Но память не спрашивала моего согласия. Она пришла, разрывая тишину, как холодный ветер, задувающий сквозь трещину в окне. От этого ветра нельзя было спрятаться.
Сначала всплыл тот мгновенный, яркий вечер, когда он впервые произнёс слова, которые повергли меня в трепет – “Я люблю тебя.” Мы тогда мчались сквозь тёмный парк под летним дождём, наши смехи заполняли пространство, а радость была бесконечной. В какой-то момент он поднял меня на руки, закружил, и я почувствовала, как вся Вселенная сжалась в этот короткий миг – в его руках, в его голосе, в шёпоте, что прикасался к моему уху. Это было так естественно, так истинно, что я поверила. Поверила всем сердцем, всей кожей, каждой клеткой своего тела, ибо в тот миг казалось невозможным, что такая любовь могла бы когда-нибудь закончиться.
Затем память швырнула меня в другую сцену. Мы на кухне. Я стою у плиты, готовя что-то простое, привычное, а он подходит сзади, обнимает меня, зарывается носом в мои волосы и шепчет что-то, что-то о том, как я пахну домом, как ему спокойно рядом со мной. И снова я поверила, как ребёнок верит в сказку, верит в чудо, потому что именно так любовь должна была наполнять жизнь.
Я продолжала свой путь, и каждый шаг был сопровожден новой вспышкой воспоминаний. Вот он смотрит на меня с таким вниманием, как будто в его взгляде заключена вся вселенная, и в тот момент я подумала, что, вероятно, теперь мне ничего не страшно. Вот мы сидим на кухне в молчании, накрытом непередаваемым чувством, каким-то тонким и липким, которое я не решалась назвать, боясь, что это слово может разрушить всё. Вот он впервые отвел взгляд, когда я, полная надежды, упомянула о детях, и ощущение потери огнём пронзило меня, хотя я пыталась загнать его в самый дальний угол души, заставляя себя верить, что это всего лишь первая тревога, которая пройдет.
Я проходила знакомые улицы, знакомые магазины, знакомые кафе, и каждая витрина, каждый знак пронзали меня воспоминаниями, как ржавые гвозди. Вот как мы вместе отдыхали на море, и я смотрела на него, лениво загорающего на шезлонге, потягивающего холодный сок, и в тот миг мне казалось, что я – самый счастливый человек на земле. Но, возможно, он уже тогда знал, что уйдёт, что будет где-то в другом месте, в другой жизни, в которой для меня не будет места.
Я остановилась у перекрёстка, где машины неслись мимо, люди спешили куда-то, кто-то смеялся, кто-то ругался, а я стояла посредине этого хаоса и не знала, как мне жить дальше, как стать частью мира, который теперь казался таким далеким и чуждым. Без всякого размышления я перешла улицу на красный свет, и моё сердце не трепетало от страха, потому что я знала, что если вдруг машина поразит меня, это будет даже проще, чем каждый день учиться жить без него.
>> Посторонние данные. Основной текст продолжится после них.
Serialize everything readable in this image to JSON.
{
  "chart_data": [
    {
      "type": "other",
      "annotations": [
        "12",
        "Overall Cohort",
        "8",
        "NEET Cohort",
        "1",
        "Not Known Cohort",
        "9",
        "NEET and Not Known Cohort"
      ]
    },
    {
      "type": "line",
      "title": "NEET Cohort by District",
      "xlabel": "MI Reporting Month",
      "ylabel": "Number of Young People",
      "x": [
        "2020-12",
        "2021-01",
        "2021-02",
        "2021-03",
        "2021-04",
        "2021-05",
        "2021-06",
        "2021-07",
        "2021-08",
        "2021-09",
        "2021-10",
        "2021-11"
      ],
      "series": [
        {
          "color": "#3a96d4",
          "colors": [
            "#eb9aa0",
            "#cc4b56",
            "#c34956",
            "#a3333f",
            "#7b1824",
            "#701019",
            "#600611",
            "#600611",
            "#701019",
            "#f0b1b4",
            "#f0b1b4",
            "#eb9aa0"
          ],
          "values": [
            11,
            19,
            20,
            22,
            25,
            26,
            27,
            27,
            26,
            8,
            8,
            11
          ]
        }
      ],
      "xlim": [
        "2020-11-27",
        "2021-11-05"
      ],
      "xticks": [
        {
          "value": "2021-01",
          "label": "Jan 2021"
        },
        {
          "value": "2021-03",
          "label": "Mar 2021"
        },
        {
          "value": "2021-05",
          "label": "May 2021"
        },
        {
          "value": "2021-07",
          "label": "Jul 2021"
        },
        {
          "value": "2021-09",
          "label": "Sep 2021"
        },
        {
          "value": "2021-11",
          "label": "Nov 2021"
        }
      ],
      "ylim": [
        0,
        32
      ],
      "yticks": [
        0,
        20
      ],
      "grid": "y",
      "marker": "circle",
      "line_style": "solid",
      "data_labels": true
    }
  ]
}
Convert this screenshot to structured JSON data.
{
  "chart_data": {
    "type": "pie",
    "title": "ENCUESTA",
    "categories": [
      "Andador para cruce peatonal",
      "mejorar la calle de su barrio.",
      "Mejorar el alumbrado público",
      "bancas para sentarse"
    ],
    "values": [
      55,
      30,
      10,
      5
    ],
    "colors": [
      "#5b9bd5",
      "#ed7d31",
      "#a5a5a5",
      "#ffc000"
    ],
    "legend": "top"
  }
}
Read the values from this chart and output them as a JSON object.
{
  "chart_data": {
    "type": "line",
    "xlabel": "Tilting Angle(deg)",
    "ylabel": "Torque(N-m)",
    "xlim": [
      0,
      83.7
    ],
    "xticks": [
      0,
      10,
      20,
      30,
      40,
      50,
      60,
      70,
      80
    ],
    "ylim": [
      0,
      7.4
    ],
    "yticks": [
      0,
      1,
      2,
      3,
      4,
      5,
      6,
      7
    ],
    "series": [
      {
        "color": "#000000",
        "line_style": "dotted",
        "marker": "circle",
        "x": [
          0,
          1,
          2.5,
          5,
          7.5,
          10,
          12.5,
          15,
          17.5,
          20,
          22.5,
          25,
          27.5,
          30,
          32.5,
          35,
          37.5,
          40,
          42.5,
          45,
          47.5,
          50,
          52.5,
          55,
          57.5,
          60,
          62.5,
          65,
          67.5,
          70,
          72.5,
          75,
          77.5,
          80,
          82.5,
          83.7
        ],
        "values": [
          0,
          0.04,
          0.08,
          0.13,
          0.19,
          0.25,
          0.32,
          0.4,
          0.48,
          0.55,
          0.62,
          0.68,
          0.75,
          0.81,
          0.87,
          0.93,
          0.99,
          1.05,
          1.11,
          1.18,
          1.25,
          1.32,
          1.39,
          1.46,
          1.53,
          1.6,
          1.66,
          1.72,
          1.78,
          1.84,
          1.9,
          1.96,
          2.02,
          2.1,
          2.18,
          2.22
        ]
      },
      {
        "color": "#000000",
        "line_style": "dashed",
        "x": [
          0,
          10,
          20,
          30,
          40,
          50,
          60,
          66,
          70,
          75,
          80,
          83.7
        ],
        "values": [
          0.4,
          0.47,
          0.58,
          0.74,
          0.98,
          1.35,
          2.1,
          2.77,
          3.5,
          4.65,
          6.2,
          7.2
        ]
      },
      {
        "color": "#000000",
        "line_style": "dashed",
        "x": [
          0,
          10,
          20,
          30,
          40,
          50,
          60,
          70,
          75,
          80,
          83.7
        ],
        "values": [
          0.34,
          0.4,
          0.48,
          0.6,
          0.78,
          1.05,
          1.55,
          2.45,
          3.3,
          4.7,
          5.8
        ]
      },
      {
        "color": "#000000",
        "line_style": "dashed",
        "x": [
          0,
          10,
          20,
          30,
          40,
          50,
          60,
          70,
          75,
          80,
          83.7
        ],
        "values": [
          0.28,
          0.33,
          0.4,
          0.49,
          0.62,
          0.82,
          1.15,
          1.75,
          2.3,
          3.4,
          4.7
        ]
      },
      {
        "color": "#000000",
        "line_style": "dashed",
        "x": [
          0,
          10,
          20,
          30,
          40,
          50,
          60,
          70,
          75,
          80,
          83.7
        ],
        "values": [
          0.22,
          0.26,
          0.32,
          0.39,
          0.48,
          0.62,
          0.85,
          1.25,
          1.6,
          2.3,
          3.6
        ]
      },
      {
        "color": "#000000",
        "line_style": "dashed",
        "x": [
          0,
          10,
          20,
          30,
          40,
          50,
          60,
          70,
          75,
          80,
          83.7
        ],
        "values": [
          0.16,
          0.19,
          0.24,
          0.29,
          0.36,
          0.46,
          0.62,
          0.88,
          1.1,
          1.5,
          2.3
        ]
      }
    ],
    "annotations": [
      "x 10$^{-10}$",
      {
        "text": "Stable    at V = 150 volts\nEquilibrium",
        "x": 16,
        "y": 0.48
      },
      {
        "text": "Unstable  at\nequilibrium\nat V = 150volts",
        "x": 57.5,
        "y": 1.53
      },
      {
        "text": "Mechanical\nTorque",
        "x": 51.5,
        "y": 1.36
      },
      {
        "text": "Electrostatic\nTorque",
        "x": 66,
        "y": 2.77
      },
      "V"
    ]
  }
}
В этой безразличной пустоте что-то внутри меня цеплялось за жизнь. Не из надежды. Не из любви к себе. А просто потому, что так устроен человек: мы продолжаем жить, даже когда не хотим, дышим, несмотря на крики каждой клетки от боли.
Я дошла до реки, села на холодную каменную лавку и уставилась в серую, мутную воду. Ветер трепал мои волосы, забивался под воротник куртки, щекотал кожу, но я почти не ощущала его присутствия. Мир вокруг словно размазывался, как старая фотография, оставленная под дождём.
И в этом размытии пришло понимание, ужасное по своей простоте. Мы теряем человека задолго до того, как он уходит. Теряем в мелочах, в несказанных словах, в жестах, в странной пустоте, которая однажды появляется между двумя людьми там, где раньше царило тепло.
Мы видим это, чувствуем это нашим дыханием, сердцем и душой. Но продолжаем делать вид, что всё в порядке. Что это пройдёт. Что это просто сложный период. Мы держим за руку человека, который мысленно уже ушёл, крепко, так что, когда он действительно уходит, кажется, что это произошло внезапно, неожиданно. Хотя на самом деле мы знали. Давно.
Я достала телефон, не понимая, что именно ищу. Пролистала старые фотографии. Наши счастливые лица, объятия, глупые селфи, где он неизменно целует меня в щёку, а я смеюсь, потому что тогда ещё умела смеяться без боли.
Я долго смотрела на эти снимки, потом, в минуте нежной искренности, удалила их все. Один за другим.
С каждым удалённым кадром, почему-то, становилось чуть легче дышать. Не потому что что-то ушло. Но потому что я начинала отпускать мёртвое прошлое.
Я знала, что шрам останется. Я знала, что он будет приходить по ночам, обнажая своё присутствие в запахах и звуках – песня из радио, аромат свежезаваренного кофе, зимний холод за окном, который возвращает меня туда, где я больше не живу.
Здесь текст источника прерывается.